El gallo doliente.
Ese gallo, que se había acostumbrado tanto a nuestra presencia. Era como un perrito fiel que caminaba hacia nosotros con paso confiado, buscando picotear con ferbor el maíz que generosamente le ofrecíamos. Su presencia se volvió tan familiar, tan arraigada en nuestra cotidianidad, que apenas podíamos imaginar un día sin escuchar su canto melodioso y presenciar su peculiar caminar.
Un día fatídico, la tragedia se abatió sobre aquel lugar lleno de armonía. La coneja, compañera inseparable del gallo, fue brutalmente arrebatada de su existencia. La violencia de su partida dejó al gallo sumido en un profundo sufrimiento. Su canto, una vez alegre y vibrante, se convirtió en un lamento desgarrador que resonaba en el aire, buscando desesperadamente a su amiga. Sin embargo, la cruda realidad se hizo presente: la coneja yacía en silencio bajo la tierra, descomponiéndose en la más absoluta soledad.
Mi abuela, como no quería matarlo ni verlo sufrir, lo vendió. El gallo, tan acostumbrado a nuestro cálido hogar, se vio arrojado a un nuevo lugar desconocido, donde las caras eran extrañas y las costumbres completamente diferentes. Se encontró en un gallinero ajeno, rodeado de gallinas alborotadas que parecían no entender su nobleza y distinción. ¿Cómo podría un ser tan elevado como él integrarse en un ambiente tan... gallináceo?
Las plumas del gallo, una vez impecables y lustrosas, se vieron sometidas a las travesuras de las traviesas gallinas vecinas. Ellas, con sus picoteos juguetones y su afán de diversión, lograron despojarlo de su antiguo esplendor.
Desdichado cantor, envuelto en el torvellino de acontecimientos trágicos que oscurecieron su existir.
Pero, oh desgracia suprema, el destino aún le tenía preparado un último acto de humillación.
alguien, sin consideración alguna, se convirtió en el responsable final de su indigna suerte. Lo decapitó sin piedad, con la intención de convertirlo en un almuercito, como tantos otros que se come para vivir.

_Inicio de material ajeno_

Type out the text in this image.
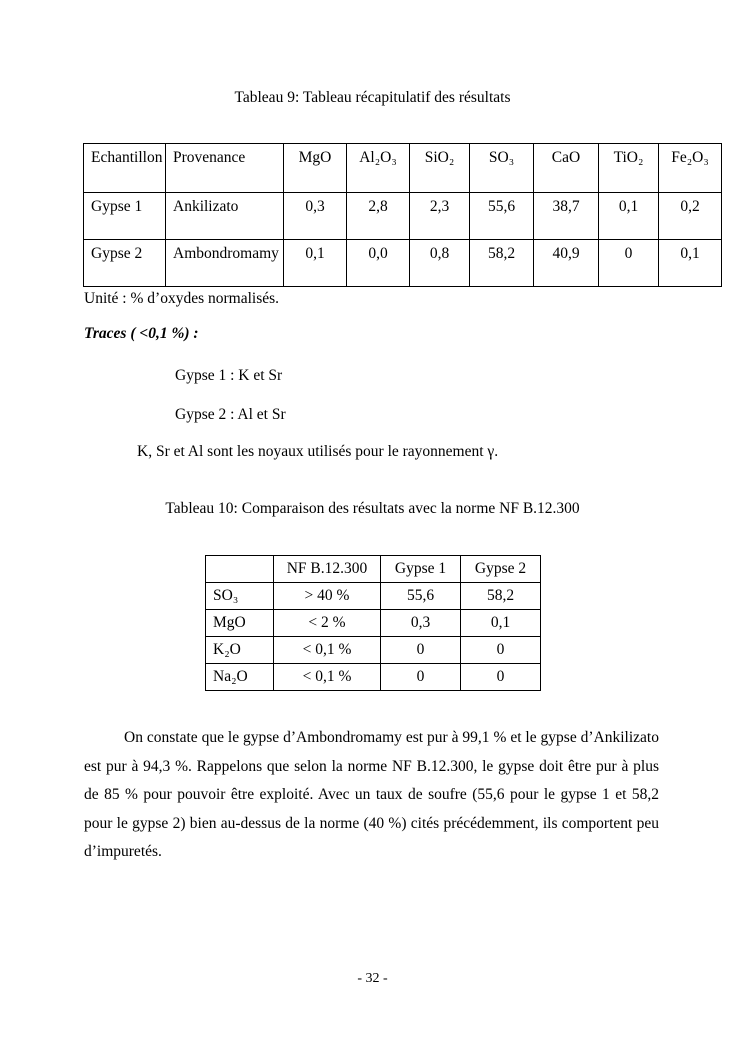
Tableau 9: Tableau récapitulatif des résultats
Echantillon	Provenance	MgO	Al₂O₃	SiO₂	SO₃	CaO	TiO₂	Fe₂O₃
Gypse 1	Ankilizato	0,3	2,8	2,3	55,6	38,7	0,1	0,2
Gypse 2	Ambondromamy	0,1	0,0	0,8	58,2	40,9	0	0,1
Unité : % d’oxydes normalisés.
Traces ( <0,1 %) :
Gypse 1 : K et Sr
Gypse 2 : Al et Sr
K, Sr et Al sont les noyaux utilisés pour le rayonnement γ.
Tableau 10: Comparaison des résultats avec la norme NF B.12.300
	NF B.12.300	Gypse 1	Gypse 2
SO₃	> 40 %	55,6	58,2
MgO	< 2 %	0,3	0,1
K₂O	< 0,1 %	0	0
Na₂O	< 0,1 %	0	0
On constate que le gypse d’Ambondromamy est pur à 99,1 % et le gypse d’Ankilizato est pur à 94,3 %. Rappelons que selon la norme NF B.12.300, le gypse doit être pur à plus de 85 % pour pouvoir être exploité. Avec un taux de soufre (55,6 pour le gypse 1 et 58,2 pour le gypse 2) bien au-dessus de la norme (40 %) cités précédemment, ils comportent peu d’impuretés.
- 32 -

El gallo, fue sometido pues a una transformación inaudita. Fue troceado, condenado ahora a apasiguar el hambre de los comensales. Su dermis, en un triste compás masticatorio, se desacía en las fauces de aquel que nisiquiera alzaba la mirada de su celular.
Claudio. Convertido en una mera sustancia para el consumo humano, fuiste privado de tu identidad, de tu voz y de tu dignidad. Tu sacrificio, tu agonía, fueron eclipsados por la indiferencia de quienes no supieron apreciar el valor intrínseco de tu ser. en ese abrazo implacable de la indiferencia y el olvido, tus ojos buscaban comprensión y empatía, pero solo encontraron una voracidad insensible que devoraba tu esencia sin contemplación.